Tuning of GBM model with offset column using h2o and R

50 Views Asked by At

I am trying to train two GBM models, the first one takes the frequency as a response variable and the second takes number of claims as a response and exposure as on offset column, however, I did not see any difference between the two best models when I make hyperparameters tuning. I get the same RMSE.


DF=data[-extreme_ind, ] 
DF[,c(4:60)]<- lapply(DF[,c(4:60)], factor)


df=as.h2o(DF)
splits <- h2o.splitFrame(df, 0.8, seed=1234)  
train <- h2o.assign(splits[[1]], "train.hex")  
valid <- h2o.assign(splits[[2]], "valid.hex") 

MOD_1_v2 <- h2o.gbm(x=c(4:56, 58:60),y = 61, training_frame = train, validation_frame =valid, ntrees=200) #100
summary(MOD_1_v2)

plot(MOD_1_v2,timestep="number_of_trees",metric="RMSE") 

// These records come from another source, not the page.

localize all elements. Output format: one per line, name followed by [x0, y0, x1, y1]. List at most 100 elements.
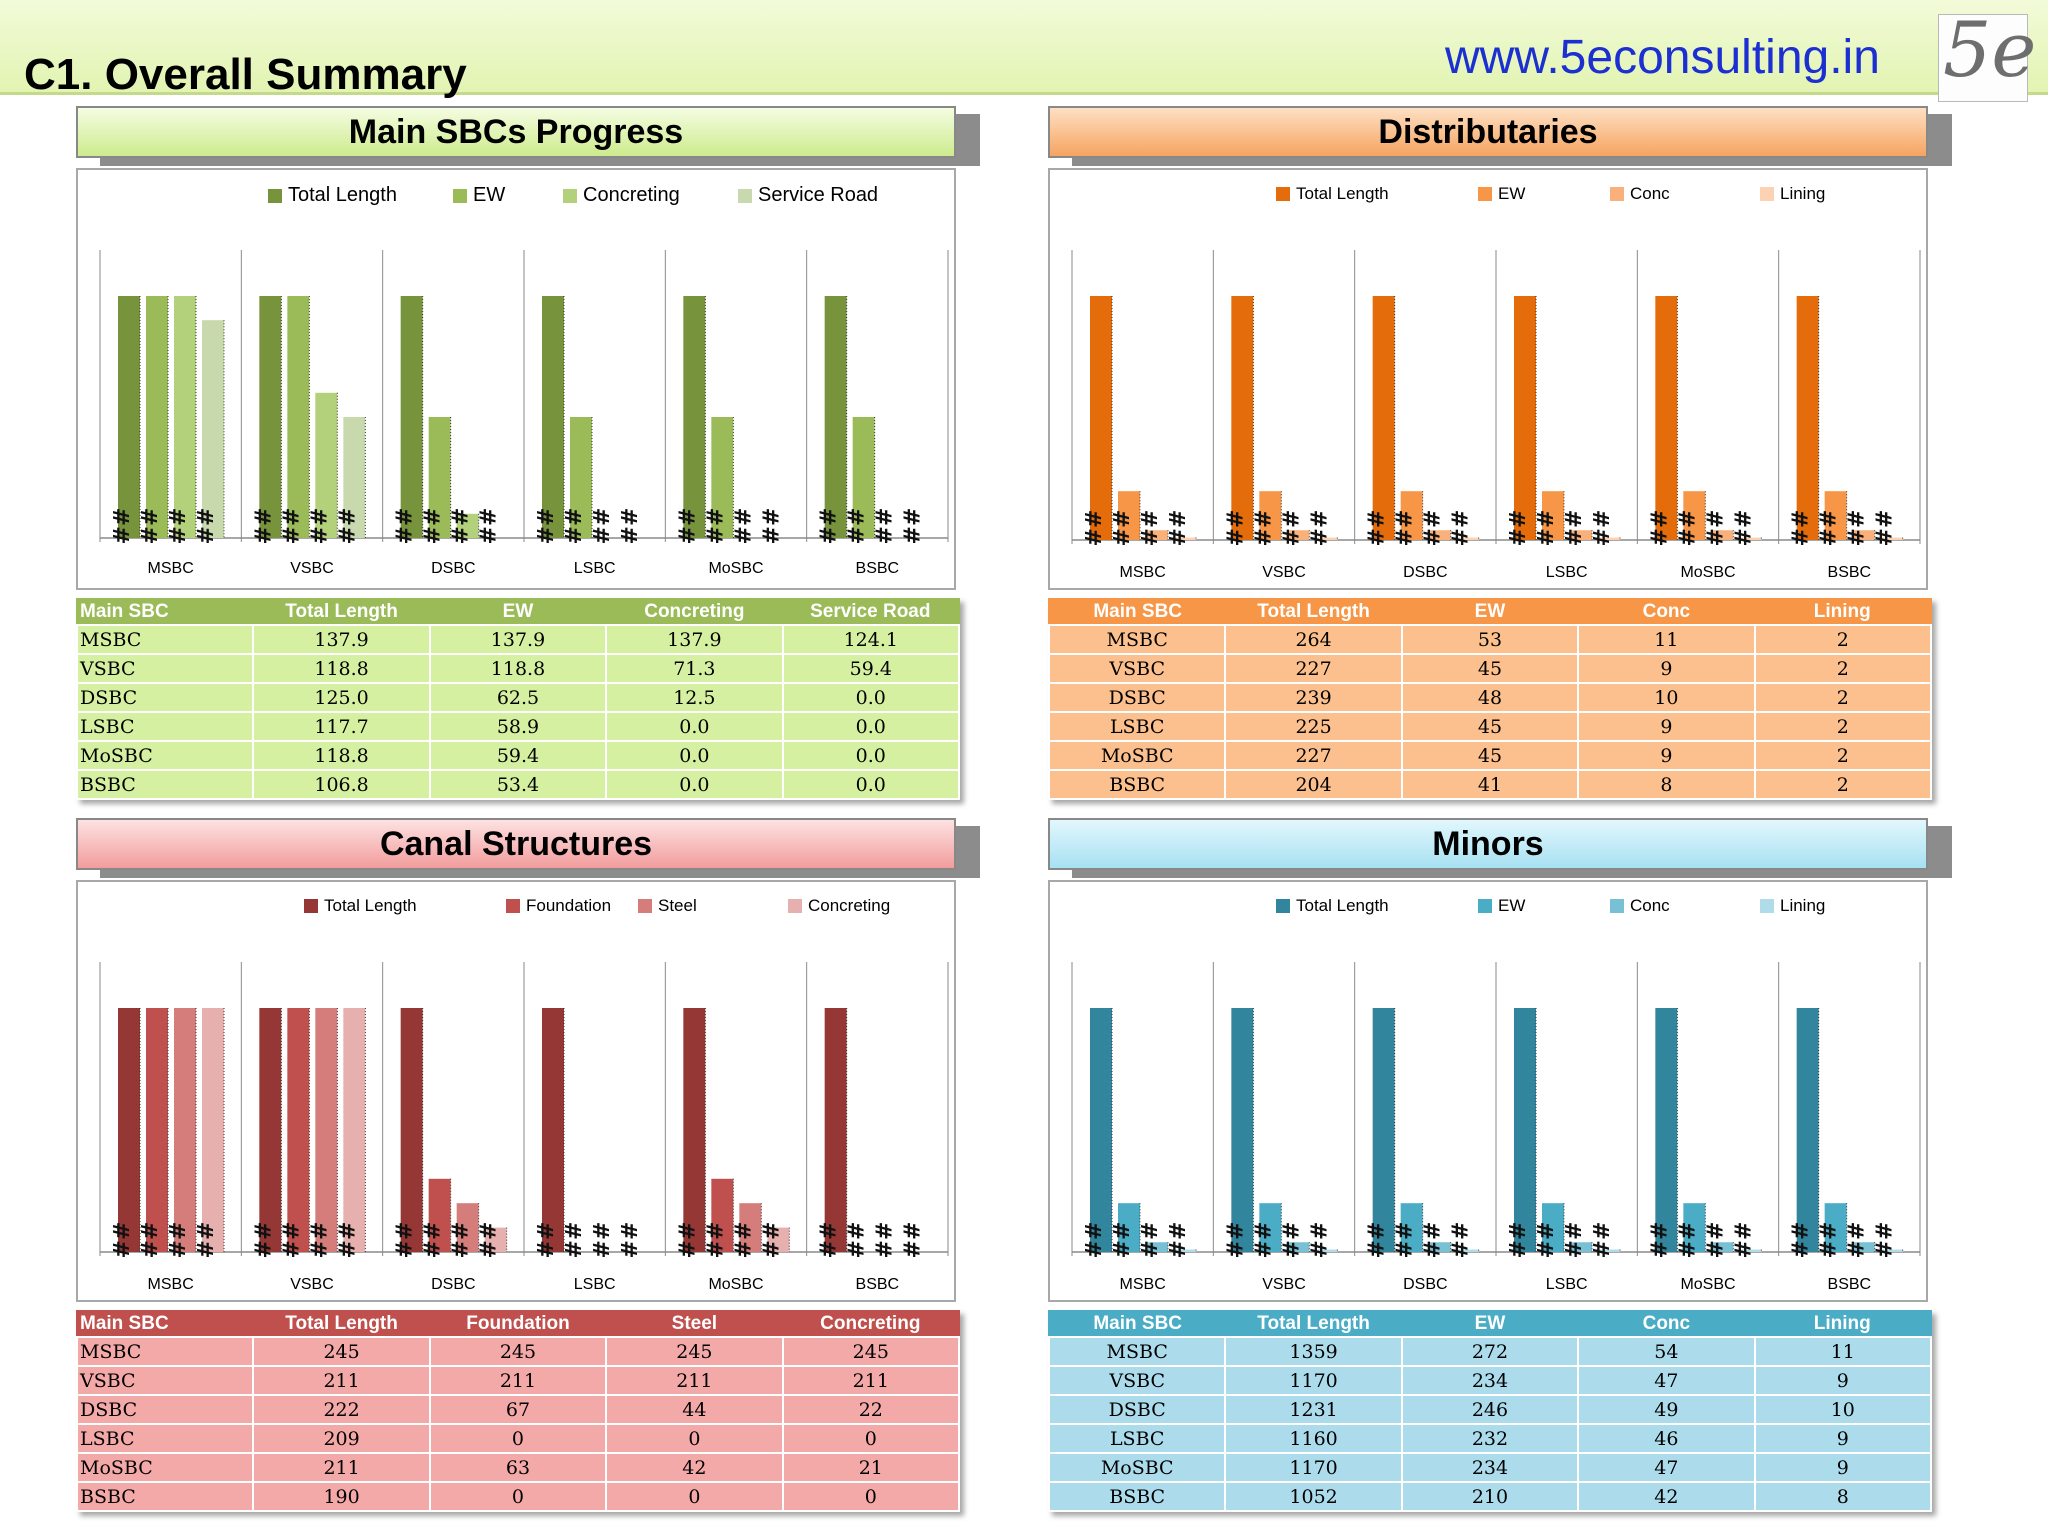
data-label: ## — [1279, 510, 1304, 547]
column-header: Concreting — [782, 1311, 959, 1337]
table-row: BSBC 190 0 0 0 — [75, 1481, 961, 1512]
table-row: MoSBC 118.8 59.4 0.0 0.0 — [75, 740, 961, 771]
table-cell: 45 — [1400, 653, 1580, 684]
data-label: ## — [1845, 510, 1870, 547]
table-cell: 0.0 — [781, 711, 961, 742]
data-label: ## — [1421, 510, 1446, 547]
table-cell: 2 — [1753, 769, 1933, 800]
table-cell: MSBC — [75, 1336, 255, 1367]
table-cell: 106.8 — [252, 769, 431, 800]
bar — [824, 296, 847, 538]
table-cell: 2 — [1753, 711, 1933, 742]
bar — [570, 417, 592, 538]
data-label: ## — [110, 1222, 135, 1259]
category-label: DSBC — [1403, 1276, 1448, 1293]
category-label: MSBC — [1119, 1276, 1166, 1293]
bar — [1456, 537, 1479, 540]
chart-distributaries: ## ## ## ## ## ## ## ## ## ## ## ## ## ## ## ## ## ## ## ##… — [1048, 168, 1928, 590]
legend-label: Lining — [1780, 896, 1826, 915]
table-row: DSBC 222 67 44 22 — [75, 1394, 961, 1425]
legend-swatch — [268, 188, 282, 203]
table-cell: 124.1 — [781, 624, 961, 655]
table-cell: LSBC — [1047, 711, 1227, 742]
data-label: ## — [1675, 1222, 1700, 1259]
column-header: EW — [1401, 1311, 1579, 1337]
bar — [118, 296, 140, 538]
table-cell: 210 — [1400, 1481, 1580, 1512]
chart-plot: ## ## ## ## ## ## ## ## ## ## ## ## ## ## ## ## ## ## ## ##… — [99, 250, 949, 545]
table-cell: 125.0 — [252, 682, 431, 713]
table-cell: 54 — [1577, 1336, 1756, 1367]
table-cell: 227 — [1224, 653, 1403, 684]
bar — [1118, 491, 1140, 540]
bar — [1372, 296, 1395, 540]
legend-swatch — [453, 188, 467, 203]
legend-label: Service Road — [758, 184, 879, 206]
column-header: Main SBC — [1049, 1311, 1226, 1337]
table-cell: 59.4 — [428, 740, 608, 771]
bar — [711, 417, 734, 538]
table-cell: 11 — [1577, 624, 1756, 655]
category-label: VSBC — [290, 560, 334, 577]
table-cell: VSBC — [75, 1365, 255, 1396]
table-cell: 190 — [252, 1481, 431, 1512]
table-cell: MoSBC — [75, 1452, 255, 1483]
table-row: MoSBC 211 63 42 21 — [75, 1452, 961, 1483]
legend-swatch — [1276, 899, 1290, 913]
legend-item: Steel — [638, 896, 697, 916]
table-cell: VSBC — [1047, 653, 1227, 684]
bar — [739, 1203, 762, 1252]
table-canal-structures: Main SBC Total Length Foundation Steel Concr… — [75, 1310, 961, 1512]
table-cell: 53 — [1400, 624, 1580, 655]
bar — [1231, 296, 1254, 540]
column-header: Total Length — [1225, 599, 1402, 625]
category-label: MoSBC — [708, 1276, 764, 1293]
bar — [1598, 1249, 1620, 1252]
column-header: EW — [429, 599, 607, 625]
chart-legend: Total Length EW Conc Lining — [1050, 184, 1926, 214]
legend-label: Concreting — [583, 184, 680, 206]
bar — [315, 1008, 338, 1252]
logo-text: 5e — [1943, 5, 2037, 94]
bar — [1824, 1203, 1847, 1252]
bar — [1090, 296, 1112, 540]
bar — [400, 296, 423, 538]
company-logo: 5e — [1938, 5, 2036, 102]
title-bar — [0, 0, 2048, 95]
data-label: ## — [1731, 510, 1756, 547]
bar — [1428, 530, 1451, 540]
table-cell: 225 — [1224, 711, 1403, 742]
data-label: ## — [251, 508, 276, 545]
table-row: MSBC 245 245 245 245 — [75, 1336, 961, 1367]
table-cell: 0 — [428, 1481, 608, 1512]
legend-swatch — [1610, 899, 1624, 913]
website-link[interactable]: www.5econsulting.in — [1445, 31, 1880, 84]
bar — [259, 1008, 282, 1252]
table-cell: 1160 — [1224, 1423, 1403, 1454]
data-label: ## — [1110, 510, 1135, 547]
table-cell: BSBC — [75, 769, 255, 800]
data-label: ## — [1731, 1222, 1756, 1259]
legend-swatch — [1610, 187, 1624, 201]
legend-label: Total Length — [1296, 896, 1389, 915]
bar — [428, 417, 451, 538]
category-label: DSBC — [431, 1276, 476, 1293]
data-label: ## — [1789, 1222, 1814, 1259]
column-header: Main SBC — [1049, 599, 1226, 625]
data-label: ## — [1279, 1222, 1304, 1259]
bar — [118, 1008, 140, 1252]
data-label: ## — [1393, 510, 1418, 547]
bar — [1655, 1008, 1678, 1252]
table-distributaries: Main SBC Total Length EW Conc Lining MSBC 264 5… — [1047, 598, 1933, 800]
bar — [456, 1203, 479, 1252]
bar — [202, 1008, 224, 1252]
data-label: ## — [1138, 510, 1163, 547]
bar — [1683, 1203, 1706, 1252]
table-cell: MSBC — [1047, 1336, 1227, 1367]
data-label: ## — [562, 508, 587, 545]
table-cell: DSBC — [1047, 682, 1227, 713]
table-cell: 12.5 — [605, 682, 784, 713]
data-label: ## — [1590, 1222, 1615, 1259]
table-cell: 211 — [252, 1365, 431, 1396]
table-row: DSBC 239 48 10 2 — [1047, 682, 1933, 713]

gbm1_parameters <- list(learn_rate = c(0.01,0.05, 0.1),
                        max_depth = c(3, 5, 6),
                        sample_rate = c(0.7, 0.75, 0.8),  
                        col_sample_rate = c(0.2, 0.5, 1.0))



gbm1_grid <- h2o.grid("gbm", x = c(4:56, 58:60), y = 61,
                      grid_id = "gbm_grid",
                      training_frame = train,
                      validation_frame = valid,  
                      ntrees=20, #30
                      seed = 1,
                      hyper_params = gbm1_parameters)



gbm1_gridp<- h2o.getGrid(grid_id = "gbm_grid",
                         sort_by = "rmse",
                         decreasing  = FALSE)
print(gbm1_gridp)


best_MOD_1=h2o.getModel(gbm1_gridp@model_ids[[1]])

summary(best_MOD_1)




best_gbm_perf1 <- h2o.performance(model = best_MOD_1,newdata = valid)
best_gbm_perf1



plot(best_MOD_1,timestep="number_of_trees",metric="rmse")
h2o.varimp_plot(best_MOD_1)



MOD_2_v2 <- h2o.gbm(x=c(4:56, 58:60),y = 2,offset_column="APVI", training_frame = train, validation_frame = valid,ntrees=55) 

summary(MOD_2_v2) #apres supp outliers 

plot(MOD_2_v2,timestep="number_of_trees",metric="RMSE")


gbm2_parameters <- list(learn_rate = c(0.01,0.05, 0.1),
                        max_depth = c(3, 5),
                        sample_rate = c(0.7, 0.75, 0.8),  
                        col_sample_rate = c(0.2, 0.5, 1.0))




gbm2_grid <- h2o.grid("gbm", x = c(4:56, 58:60), y = 2,
                      grid_id = "gbm_grid",
                      training_frame = train,
                      validation_frame = valid, 
                      ntrees=55, #10
                      seed = 123,
                      hyper_params = gbm2_parameters)


gbm2_gridp<- h2o.getGrid(grid_id = "gbm_grid",
                         sort_by = "rmse",
                         decreasing  = FALSE)
print(gbm2_gridp)



best_MOD_2=h2o.getModel(gbm2_gridp@model_ids[[1]])
summary(best_MOD_2)


best_gbm_perf2 <- h2o.performance(model = best_MOD_2,newdata = valid)
best_gbm_perf2

How Can I fix this problem ?

1

There are 1 best solutions below

0
Maurever On

Could you also share the printed output, please?

My first idea is you are using the same grid_id = "gbm_grid"; please try to change the second one to be different.

Also, in your grid settings, the only difference is setting the response column (the first grid y=61, the second grid y=2). I don't see an offset column setting.

I will also try this suggestion with my generic data to see if this is the issue.

Thanks!

Edit: I tried your code with different data and got models with different RMSEs. So please check that your data makes sense.